Andre Kertesz, Elizabeth and I
So there it stood, squeezed between the city and the sea, narrow and humble, with its eight long marble-topped tables standing on heavy iron legs beneath the mirrors that ran the length of two walls. The leather of the banquettes was split with use and age, and here and there the coils of springs and snuffing had broken through. But still this place seemed extraordinarily luxurious to us.
Kay Boyle and Robert McAlmon, Being Geniuses together
Few independent coffee houses remained in Washington - no more than a couple. All the others belong now to the big chains. I passed today near one of those independent cafes, and it was closed for ever - out of business: the Sirius, near the metro station of Van Ness - UDC.
I was on my way towards the Politics & Prose bookstore, on the Connecticut Avenue. There are only three independent bookstores in DC - all the others belong to Barnes & Noble, Borders, or other chains. Politics & Prose is the largest independent bookstore in the city (and it hosts one of the few independent coffee houses, too: a very bohemian place).
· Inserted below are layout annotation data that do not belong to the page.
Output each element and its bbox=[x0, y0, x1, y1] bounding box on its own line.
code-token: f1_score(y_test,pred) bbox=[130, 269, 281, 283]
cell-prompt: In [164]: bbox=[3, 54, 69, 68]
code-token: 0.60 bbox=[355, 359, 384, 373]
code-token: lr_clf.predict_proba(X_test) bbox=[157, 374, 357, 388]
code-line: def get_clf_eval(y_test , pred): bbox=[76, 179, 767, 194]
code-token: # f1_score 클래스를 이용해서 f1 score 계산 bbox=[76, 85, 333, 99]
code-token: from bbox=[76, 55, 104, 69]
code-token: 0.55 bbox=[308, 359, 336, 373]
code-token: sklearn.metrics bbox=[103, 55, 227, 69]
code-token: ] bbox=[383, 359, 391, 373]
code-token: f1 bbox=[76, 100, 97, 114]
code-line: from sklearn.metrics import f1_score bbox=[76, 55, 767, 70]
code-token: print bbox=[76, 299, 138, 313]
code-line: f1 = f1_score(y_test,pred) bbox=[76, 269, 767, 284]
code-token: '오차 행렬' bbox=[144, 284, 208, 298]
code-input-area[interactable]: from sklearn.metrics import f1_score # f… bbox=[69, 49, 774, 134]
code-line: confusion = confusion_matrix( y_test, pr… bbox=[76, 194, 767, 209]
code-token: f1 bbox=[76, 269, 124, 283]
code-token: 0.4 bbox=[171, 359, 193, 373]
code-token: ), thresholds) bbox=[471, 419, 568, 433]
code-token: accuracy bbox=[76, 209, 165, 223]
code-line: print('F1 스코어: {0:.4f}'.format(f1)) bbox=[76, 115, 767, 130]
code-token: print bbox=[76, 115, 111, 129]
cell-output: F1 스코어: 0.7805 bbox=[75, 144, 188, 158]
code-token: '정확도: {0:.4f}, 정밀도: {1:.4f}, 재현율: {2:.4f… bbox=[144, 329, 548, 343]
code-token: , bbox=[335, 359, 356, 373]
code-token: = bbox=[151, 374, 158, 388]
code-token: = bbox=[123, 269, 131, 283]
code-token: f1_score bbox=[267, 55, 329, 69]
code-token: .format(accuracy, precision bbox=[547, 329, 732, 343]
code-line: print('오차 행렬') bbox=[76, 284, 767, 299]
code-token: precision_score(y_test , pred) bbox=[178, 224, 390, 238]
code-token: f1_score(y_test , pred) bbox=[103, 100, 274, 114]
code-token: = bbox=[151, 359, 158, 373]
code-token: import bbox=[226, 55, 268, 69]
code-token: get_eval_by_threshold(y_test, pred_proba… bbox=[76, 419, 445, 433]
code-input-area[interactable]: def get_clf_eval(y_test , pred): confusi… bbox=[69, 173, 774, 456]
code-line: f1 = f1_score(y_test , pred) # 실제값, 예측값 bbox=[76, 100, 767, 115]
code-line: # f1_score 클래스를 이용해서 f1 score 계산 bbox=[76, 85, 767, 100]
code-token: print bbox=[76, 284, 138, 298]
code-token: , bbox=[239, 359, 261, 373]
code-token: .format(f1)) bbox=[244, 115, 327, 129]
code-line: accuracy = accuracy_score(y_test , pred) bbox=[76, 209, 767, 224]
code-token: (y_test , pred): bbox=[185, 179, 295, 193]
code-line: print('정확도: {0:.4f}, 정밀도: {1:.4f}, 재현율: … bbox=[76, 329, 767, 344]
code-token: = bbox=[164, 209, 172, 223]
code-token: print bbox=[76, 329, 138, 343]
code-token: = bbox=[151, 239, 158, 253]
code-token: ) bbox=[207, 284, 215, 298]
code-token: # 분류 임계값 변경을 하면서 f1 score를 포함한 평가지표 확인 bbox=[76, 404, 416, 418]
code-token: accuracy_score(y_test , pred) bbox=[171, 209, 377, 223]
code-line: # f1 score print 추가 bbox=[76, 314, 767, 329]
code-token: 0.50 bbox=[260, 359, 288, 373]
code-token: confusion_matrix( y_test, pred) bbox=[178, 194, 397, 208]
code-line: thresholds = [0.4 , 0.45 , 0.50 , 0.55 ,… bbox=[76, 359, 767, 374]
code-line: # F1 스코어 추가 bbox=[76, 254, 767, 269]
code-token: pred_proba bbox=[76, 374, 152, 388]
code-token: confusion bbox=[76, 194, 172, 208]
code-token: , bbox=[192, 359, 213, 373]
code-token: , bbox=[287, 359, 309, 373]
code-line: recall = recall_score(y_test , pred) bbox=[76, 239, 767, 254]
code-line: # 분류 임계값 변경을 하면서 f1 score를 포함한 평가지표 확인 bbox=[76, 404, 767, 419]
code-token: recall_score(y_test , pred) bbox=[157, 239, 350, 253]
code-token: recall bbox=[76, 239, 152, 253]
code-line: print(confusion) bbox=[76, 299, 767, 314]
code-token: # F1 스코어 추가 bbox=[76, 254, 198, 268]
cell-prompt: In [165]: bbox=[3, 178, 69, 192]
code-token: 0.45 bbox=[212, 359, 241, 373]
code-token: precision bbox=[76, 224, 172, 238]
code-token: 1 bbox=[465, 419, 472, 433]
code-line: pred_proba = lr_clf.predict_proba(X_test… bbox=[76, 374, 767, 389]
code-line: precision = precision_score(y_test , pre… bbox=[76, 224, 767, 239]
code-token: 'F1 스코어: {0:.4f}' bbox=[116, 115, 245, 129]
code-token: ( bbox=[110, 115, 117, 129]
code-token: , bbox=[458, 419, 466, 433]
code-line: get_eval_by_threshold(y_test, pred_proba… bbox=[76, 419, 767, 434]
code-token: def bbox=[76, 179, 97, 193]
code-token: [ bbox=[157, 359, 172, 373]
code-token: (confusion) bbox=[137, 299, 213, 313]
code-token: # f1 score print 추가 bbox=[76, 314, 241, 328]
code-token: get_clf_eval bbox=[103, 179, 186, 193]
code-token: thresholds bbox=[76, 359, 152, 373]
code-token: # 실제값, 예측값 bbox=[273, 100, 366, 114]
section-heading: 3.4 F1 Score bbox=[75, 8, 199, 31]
I was looking for the book of Andrei Cherny, The Next Deal - but even they were not having it. I found instead a Polish author, a journalist - I took his book and opened it - and I was not able to stop reading. The title, The Soccer War, is misleading - actually it describes the journalist's experiences in Africa of the sixties, in Congo, in Ghana, etc. - and it's a fabulous book, believe me. It is reportage, diary, memories, imagination, all combined. The period was extremely complex for African countries - and nobody would be able to understand all that happened there, the causes, the mechanisms and so on. There is no political agenda in the book; the author is first of all very honest to his readers. He tells us only what he sees, nothing more. This guy, Kapuscinki is kind of Hemingway and Marquez gathered together under the same skin.